Question

27. I An old-fashioned single-play vinyl record rotates on a turntable at $45\text{rpm}$. What are (a) the angular velocity in$\text{rad}/\text{s}$ and (b) the period of the motion?

Short answer

Part(a) The angular velocity of the turntable is $4.712\text{rad}/\text{s}$.

Part(b) The period of motion is 1.33 s.

Step-by-step solution

Part (a). 

The rotational speed of the turntable is$45\text{rpm}$.

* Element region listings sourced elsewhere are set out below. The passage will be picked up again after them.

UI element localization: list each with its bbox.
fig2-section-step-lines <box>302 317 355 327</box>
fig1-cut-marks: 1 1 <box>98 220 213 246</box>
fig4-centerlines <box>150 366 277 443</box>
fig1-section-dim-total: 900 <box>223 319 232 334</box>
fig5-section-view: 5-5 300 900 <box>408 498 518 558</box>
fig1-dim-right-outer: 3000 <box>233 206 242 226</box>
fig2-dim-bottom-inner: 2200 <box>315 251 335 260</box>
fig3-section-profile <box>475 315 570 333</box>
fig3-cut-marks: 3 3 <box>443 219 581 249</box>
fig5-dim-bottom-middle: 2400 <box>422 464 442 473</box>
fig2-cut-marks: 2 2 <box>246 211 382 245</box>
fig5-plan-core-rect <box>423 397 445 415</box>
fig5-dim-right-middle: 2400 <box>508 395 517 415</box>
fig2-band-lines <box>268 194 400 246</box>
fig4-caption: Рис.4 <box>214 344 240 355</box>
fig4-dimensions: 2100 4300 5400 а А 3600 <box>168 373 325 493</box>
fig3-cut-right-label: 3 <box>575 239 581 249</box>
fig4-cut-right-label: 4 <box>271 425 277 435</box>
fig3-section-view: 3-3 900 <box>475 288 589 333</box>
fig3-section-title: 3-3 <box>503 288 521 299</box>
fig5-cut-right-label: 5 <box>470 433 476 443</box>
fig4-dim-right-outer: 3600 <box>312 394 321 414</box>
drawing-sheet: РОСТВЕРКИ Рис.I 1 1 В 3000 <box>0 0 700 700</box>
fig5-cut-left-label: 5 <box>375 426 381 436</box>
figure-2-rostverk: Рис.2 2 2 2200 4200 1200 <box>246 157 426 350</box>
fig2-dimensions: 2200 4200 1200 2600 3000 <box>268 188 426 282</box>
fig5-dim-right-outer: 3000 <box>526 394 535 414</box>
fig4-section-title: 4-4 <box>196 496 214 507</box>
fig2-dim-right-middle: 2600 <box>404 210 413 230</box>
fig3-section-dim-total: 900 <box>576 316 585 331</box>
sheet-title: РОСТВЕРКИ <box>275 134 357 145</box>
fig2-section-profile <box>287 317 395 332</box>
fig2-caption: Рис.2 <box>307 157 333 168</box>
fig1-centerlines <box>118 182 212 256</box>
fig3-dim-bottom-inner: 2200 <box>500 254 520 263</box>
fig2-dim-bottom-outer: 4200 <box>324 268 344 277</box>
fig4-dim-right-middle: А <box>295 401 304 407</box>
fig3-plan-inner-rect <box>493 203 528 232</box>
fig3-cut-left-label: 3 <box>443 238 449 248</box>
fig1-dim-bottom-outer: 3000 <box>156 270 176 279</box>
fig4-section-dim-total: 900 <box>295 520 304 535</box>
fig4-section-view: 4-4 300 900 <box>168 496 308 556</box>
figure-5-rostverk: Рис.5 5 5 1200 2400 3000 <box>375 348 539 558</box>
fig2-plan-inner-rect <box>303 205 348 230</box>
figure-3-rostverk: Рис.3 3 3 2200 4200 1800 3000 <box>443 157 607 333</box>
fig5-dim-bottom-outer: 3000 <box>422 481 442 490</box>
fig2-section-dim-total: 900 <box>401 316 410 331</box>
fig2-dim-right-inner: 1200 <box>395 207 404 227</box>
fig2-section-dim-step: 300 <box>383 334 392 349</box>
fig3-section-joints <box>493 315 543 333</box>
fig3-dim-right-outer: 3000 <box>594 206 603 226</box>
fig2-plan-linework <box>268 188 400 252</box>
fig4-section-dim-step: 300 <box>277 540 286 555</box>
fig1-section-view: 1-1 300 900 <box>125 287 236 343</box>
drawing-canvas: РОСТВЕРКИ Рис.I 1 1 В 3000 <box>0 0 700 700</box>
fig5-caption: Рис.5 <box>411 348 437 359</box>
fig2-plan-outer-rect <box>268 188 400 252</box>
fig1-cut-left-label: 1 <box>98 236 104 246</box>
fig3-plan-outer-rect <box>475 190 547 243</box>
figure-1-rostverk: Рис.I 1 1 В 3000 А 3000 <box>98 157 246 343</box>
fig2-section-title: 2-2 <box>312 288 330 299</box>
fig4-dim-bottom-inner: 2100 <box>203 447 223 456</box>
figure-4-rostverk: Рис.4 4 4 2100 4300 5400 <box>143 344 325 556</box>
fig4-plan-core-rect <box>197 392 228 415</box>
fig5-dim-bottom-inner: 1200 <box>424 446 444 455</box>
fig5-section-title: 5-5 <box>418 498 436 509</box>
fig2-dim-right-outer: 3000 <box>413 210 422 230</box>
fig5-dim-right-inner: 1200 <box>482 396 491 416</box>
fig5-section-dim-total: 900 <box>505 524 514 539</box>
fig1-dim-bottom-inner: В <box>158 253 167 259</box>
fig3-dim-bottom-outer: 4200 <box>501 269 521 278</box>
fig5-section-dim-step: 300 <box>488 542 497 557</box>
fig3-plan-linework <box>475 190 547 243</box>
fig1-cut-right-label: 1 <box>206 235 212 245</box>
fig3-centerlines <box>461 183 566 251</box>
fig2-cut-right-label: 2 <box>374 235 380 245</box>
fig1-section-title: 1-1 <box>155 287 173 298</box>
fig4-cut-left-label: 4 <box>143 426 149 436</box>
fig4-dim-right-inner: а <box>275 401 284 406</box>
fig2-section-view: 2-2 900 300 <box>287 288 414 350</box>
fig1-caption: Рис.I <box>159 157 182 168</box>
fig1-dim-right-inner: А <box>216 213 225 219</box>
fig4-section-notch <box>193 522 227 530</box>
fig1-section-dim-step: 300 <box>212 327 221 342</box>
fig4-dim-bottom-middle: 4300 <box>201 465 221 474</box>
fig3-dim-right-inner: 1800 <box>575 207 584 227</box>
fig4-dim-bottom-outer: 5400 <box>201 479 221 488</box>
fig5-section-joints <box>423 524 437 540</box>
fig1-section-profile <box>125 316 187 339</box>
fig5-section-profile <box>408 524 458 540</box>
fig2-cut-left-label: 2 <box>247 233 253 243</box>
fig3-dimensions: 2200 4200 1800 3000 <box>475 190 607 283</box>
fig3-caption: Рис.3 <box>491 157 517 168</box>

The angular velocity of the table in $\text{rad}/\text{s}$is,

$\omega =\left(N\frac{\text{rev}}{\min }\right)\times \frac{\text{min}}{60\text{s}}\times \left(2\pi \frac{\text{rad}}{\text{rev}}\right)$

Here, $\omega$ is the angular velocity of the table, and N is the angular velocity in rpm

The angular velocity of the turntable is

$\begin{array}{l}\omega =\left(45\frac{\text{rev}}{\text{min}}\right)\times \frac{\min }{60\text{s}}\times \left(2\pi \text{rad}\right)\\ =4.712\text{rad}/\text{s}\end{array}$

Thus, the angular velocity of the turntable is $4.712\text{rad}/\text{s}$
.

Part(b)

The rotational speed of the turntable is $N=45\text{rpm}$,

The angular velocity of the table is$\omega =4.712\text{rad}/\text{s}$

The period of motion is,

$T=\frac{2\pi }{\omega }$

Here, $T$is the period of motion, and $\omega$is the angular velocity of the table.

The period of motion is

$T=\frac{2\pi }{4.712\text{rad}/\text{s}}=1.33\text{s}$

Thus, the period of motion is$1.33\text{s}$ .